Abschlussübung
Jugendfeuerwehren proben den Ernstfall
150 Jugendliche löschen die Kreuzburghalle
Mit Martinshorn und Blaulicht trafen kurz nach Mittag die ersten Einsatzkräfte von Feuerwehr und Rotem Kreuz an der Kreuzburghalle in Klein Krotzenburg ein.
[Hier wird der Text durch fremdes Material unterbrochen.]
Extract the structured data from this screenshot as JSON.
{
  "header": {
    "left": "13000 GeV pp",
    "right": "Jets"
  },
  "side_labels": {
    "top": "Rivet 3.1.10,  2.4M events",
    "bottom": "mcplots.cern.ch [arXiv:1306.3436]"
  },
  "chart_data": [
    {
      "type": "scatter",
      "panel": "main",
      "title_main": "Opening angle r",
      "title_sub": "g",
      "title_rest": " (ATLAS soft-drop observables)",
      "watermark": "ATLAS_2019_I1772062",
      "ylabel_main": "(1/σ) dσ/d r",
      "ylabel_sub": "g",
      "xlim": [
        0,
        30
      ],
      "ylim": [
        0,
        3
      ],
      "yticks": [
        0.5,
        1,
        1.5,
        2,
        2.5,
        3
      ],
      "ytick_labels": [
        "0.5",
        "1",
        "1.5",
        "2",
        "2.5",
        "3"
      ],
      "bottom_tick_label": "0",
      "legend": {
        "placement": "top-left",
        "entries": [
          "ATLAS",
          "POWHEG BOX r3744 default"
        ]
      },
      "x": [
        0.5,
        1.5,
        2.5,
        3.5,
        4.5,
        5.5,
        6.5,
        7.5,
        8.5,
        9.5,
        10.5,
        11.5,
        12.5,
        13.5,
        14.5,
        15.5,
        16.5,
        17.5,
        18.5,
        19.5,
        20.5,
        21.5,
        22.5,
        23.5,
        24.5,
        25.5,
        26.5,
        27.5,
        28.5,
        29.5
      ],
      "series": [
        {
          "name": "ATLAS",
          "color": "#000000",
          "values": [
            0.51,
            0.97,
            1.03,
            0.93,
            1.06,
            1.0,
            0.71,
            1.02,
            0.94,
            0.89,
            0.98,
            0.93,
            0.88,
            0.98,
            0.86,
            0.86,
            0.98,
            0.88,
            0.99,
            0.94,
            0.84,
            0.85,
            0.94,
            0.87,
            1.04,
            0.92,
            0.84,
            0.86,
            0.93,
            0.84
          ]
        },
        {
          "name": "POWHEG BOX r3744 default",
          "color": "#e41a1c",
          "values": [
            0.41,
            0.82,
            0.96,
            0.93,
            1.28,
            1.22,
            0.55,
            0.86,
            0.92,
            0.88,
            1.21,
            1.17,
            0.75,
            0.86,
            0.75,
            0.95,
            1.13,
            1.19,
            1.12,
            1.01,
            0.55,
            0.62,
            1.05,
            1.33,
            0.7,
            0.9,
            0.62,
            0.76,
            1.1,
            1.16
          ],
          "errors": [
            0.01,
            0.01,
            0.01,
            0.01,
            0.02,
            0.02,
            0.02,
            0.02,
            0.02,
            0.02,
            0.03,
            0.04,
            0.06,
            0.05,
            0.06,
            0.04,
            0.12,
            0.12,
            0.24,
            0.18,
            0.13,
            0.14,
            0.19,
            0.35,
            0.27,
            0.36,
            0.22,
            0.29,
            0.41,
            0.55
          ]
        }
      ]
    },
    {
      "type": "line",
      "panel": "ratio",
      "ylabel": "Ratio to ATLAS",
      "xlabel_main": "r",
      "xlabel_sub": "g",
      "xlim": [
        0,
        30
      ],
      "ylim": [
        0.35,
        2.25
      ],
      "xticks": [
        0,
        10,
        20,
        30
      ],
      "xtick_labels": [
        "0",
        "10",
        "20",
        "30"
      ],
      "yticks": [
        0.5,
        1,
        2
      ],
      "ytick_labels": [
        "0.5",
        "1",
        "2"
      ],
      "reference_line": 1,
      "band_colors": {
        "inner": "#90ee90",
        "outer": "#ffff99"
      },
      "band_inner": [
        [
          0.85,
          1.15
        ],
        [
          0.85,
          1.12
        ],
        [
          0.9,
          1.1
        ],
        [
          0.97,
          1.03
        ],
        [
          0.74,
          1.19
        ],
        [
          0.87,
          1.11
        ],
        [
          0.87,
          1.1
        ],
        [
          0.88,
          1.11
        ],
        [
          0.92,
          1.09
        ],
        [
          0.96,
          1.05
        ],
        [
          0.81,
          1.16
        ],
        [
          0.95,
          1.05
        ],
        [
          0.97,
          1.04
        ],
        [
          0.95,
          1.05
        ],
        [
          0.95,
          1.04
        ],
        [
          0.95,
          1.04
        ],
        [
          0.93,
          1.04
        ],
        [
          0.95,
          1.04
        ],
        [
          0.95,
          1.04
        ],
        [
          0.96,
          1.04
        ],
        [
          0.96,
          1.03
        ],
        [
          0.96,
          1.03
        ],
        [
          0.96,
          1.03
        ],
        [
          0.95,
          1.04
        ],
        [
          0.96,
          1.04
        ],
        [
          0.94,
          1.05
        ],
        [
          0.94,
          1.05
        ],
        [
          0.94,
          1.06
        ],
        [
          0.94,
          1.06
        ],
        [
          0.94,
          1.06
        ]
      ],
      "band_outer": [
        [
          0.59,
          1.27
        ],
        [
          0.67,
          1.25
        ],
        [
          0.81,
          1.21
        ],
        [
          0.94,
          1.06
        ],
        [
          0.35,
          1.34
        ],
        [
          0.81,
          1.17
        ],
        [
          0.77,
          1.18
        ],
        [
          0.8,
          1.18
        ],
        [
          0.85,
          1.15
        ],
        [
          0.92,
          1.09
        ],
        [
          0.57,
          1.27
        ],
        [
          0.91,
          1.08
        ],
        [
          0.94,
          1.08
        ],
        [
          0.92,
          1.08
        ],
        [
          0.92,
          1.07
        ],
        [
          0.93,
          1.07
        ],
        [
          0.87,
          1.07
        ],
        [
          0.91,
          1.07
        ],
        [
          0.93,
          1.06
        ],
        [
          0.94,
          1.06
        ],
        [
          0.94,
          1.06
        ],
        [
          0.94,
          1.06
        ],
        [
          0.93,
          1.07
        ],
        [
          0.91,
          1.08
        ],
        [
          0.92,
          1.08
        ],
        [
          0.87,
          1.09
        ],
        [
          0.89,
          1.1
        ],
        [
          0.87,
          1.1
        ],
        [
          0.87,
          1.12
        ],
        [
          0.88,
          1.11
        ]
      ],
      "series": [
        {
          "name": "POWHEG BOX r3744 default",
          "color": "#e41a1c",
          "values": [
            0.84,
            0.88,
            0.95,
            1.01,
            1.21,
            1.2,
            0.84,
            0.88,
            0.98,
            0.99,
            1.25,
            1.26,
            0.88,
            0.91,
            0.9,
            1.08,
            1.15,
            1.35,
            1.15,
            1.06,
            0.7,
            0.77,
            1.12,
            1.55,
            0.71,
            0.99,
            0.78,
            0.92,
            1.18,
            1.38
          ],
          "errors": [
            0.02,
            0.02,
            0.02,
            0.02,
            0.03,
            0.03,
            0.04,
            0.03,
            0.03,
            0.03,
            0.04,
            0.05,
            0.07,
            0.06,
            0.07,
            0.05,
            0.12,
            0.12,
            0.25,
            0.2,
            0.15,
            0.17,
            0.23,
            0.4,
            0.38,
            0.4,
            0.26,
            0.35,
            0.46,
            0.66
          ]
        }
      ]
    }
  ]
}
Zunächst galt es mehrere verletzte Personen aus dem Gefahrenbereich zu bringen und dem Roten Kreuz zur Betreuung zu übergeben. Nachrückende Kräfte bauten derweil den Löschangriff rund um die brennende Kreuzburghalle auf. Durch den massiven Einsatz zahlreicher Strahlrohre war es außerdem notwendig eine Wasserversorgung vom, mehrere hundert Meter entfernten, Main aufzubauen. Den Anfang nahm der fiktive Großeinsatz im Heizungskeller der Sporthalle. "Die Jugendlichen meisterten dieses sehr realistische Einsatzszenario äußerst professionell", meinte einer der Hauptorganisator Markus Wedel. "Man konnte sehen dass in den einzelnen Jugendfeuerwehren sehr gute Ausbildungsarbeit geleistet wird", so Wedel weiter. Die Abschlussübung beendet die Freiluftsaison und markiert den Beginn der theoretischen Ausbildungsperiode, die bis zum Frühling andauert.
Nach getaner Arbeit versammlten sich die ca. 150 Teilnehmer aus 8 Jugendfeuerwehren und dem Roten Kreuz im Klein-Krotzenburger Feuerwehrgerätehaus. Bei Wurst und Getränken konnten sich die Jugendlichen stärken und die Erkentnisse der Übung besprechen.